We’re excited to be releasing v0.1 of the Ground project!
Ground is a data context service. It is a central repository for all the information surrounding the use of data in an organization. Ground concerns itself with what data an organization has, where that data is, who (both human beings and software systems) is touching that data, and how that data is being modified and described.
Above all, Ground aims to be an open-source, vendor neutral system that provides users an unopinionated metamodel and set of APIs that allow them to think about and interact with data context generated in their organization.
Ground has many use cases, but we’re focused on two specific ones at present:
- Data Inventory: large organizations typically have a huge diversity of datasets, stored across many repositories, and used in numerous ways. We’re working with Capital One, one of the RISElab sponsors, to use Ground to track their global data inventory.
- AI Lifecycle Management: AI-centric applications depend on rich pipelines of ever-changing code, models, training sets, test sets, and user feedback across development and deployment servers. We’re working with the Clipper team on helping to track and manage this lifecycle.
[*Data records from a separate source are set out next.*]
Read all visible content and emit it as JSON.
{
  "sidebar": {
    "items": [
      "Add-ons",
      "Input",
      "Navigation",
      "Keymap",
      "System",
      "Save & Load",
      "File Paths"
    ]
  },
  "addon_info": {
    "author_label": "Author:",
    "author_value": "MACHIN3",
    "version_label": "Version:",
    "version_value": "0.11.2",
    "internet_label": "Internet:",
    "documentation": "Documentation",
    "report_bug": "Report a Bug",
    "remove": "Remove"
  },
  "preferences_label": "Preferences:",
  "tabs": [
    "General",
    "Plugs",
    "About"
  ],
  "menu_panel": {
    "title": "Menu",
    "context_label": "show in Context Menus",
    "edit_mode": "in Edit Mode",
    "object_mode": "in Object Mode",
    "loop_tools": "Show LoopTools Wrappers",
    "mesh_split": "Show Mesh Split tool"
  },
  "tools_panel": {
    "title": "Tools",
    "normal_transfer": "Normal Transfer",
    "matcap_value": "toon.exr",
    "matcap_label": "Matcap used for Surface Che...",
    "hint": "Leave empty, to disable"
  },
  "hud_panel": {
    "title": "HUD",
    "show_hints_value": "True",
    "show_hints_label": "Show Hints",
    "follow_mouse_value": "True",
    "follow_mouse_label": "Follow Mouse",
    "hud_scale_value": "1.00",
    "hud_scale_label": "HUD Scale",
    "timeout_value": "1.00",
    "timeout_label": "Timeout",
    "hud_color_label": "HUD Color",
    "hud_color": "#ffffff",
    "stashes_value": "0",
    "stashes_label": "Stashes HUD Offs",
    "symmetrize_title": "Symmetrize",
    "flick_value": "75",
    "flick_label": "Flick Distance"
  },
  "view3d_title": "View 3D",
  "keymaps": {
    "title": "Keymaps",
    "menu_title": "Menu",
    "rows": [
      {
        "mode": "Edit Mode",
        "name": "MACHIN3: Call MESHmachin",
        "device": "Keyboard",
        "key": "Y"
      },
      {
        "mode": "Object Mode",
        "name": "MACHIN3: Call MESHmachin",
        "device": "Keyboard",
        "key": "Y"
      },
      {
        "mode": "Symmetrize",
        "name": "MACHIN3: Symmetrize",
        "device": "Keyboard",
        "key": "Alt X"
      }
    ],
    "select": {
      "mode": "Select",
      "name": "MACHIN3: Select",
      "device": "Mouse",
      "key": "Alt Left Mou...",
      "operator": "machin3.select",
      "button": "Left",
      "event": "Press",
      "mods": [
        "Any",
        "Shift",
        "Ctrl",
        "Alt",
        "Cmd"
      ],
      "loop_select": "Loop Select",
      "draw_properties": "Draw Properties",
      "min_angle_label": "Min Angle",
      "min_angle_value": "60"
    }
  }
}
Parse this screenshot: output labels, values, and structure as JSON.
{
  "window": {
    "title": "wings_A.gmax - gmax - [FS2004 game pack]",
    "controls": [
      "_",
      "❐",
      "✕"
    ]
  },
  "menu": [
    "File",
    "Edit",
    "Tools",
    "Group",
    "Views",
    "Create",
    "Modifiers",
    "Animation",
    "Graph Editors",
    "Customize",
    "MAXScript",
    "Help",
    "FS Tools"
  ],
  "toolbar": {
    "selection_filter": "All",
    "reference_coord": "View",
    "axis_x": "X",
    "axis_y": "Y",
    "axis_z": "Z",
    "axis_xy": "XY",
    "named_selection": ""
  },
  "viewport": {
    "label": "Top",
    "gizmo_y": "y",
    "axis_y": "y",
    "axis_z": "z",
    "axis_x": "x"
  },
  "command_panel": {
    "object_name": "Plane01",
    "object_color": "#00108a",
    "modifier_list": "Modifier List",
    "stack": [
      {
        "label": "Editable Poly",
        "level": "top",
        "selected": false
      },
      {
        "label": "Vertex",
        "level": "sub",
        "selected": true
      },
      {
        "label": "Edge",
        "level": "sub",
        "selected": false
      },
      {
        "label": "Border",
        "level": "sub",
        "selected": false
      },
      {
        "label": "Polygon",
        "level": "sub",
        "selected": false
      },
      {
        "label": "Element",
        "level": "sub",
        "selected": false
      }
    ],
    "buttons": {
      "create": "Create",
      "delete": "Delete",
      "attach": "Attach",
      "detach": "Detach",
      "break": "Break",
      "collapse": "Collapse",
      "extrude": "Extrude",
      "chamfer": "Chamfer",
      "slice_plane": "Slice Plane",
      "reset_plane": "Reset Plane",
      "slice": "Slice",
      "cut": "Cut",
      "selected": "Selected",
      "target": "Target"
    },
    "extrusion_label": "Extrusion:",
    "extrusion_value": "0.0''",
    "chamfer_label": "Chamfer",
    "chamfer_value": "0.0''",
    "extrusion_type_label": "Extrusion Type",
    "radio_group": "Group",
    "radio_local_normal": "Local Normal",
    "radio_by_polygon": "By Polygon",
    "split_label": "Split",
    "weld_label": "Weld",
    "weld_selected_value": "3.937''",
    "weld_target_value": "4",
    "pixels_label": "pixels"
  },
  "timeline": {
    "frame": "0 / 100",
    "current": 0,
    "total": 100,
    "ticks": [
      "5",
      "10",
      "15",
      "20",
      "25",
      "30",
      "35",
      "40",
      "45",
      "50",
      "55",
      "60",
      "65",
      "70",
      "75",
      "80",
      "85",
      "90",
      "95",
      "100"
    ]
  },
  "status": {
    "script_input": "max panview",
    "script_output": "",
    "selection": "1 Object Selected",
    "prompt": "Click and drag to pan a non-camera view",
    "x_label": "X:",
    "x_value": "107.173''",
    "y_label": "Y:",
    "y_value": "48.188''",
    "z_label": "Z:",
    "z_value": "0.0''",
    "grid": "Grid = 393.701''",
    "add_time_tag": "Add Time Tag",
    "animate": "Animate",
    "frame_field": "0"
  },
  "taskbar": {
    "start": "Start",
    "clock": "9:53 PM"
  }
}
In future blog posts we plan to have more detail about both of these efforts.
Current State
The Ground v0.1 release is a Play application built on top of PostgreSQL. The current system aims to be very simple and narrowly focused–that is to say “we haven’t build everything we want to yet!”
In previous (unreleased) incarnations, Ground has supported multiple data stores in addition to Postgres, namely Apache Cassandra and Neo4j. We plan to reinstate support for these databases in future releases. We also plan to add support for ElasticSearch as a text index for efficient tag retrieval, and perhaps most importantly, we believe that there’s a large open space for query API design. If you’re interested in Ground and have thoughts about what kind of queries Ground might want to support, we’d love to hear from you.
Research Avenues
There are also a number of exciting research avenues that we’re interested in pursuing. Chief among these is the management of AI application lifecycles discussed above. We are also interested in versioned storage. Versioned storage has had a resurgence of late with industrial products like Pachyderm and Datomic as well as research projects like OrpheusDB. Our graph-based metamodel doesn’t fit neatly into any of these boxes, and we imagine that a system like Ground will have different requirements. We’re excited to further investigate the challenges of versioned graph systems.
We’ll continue posting both here and at the Ground website as things progress.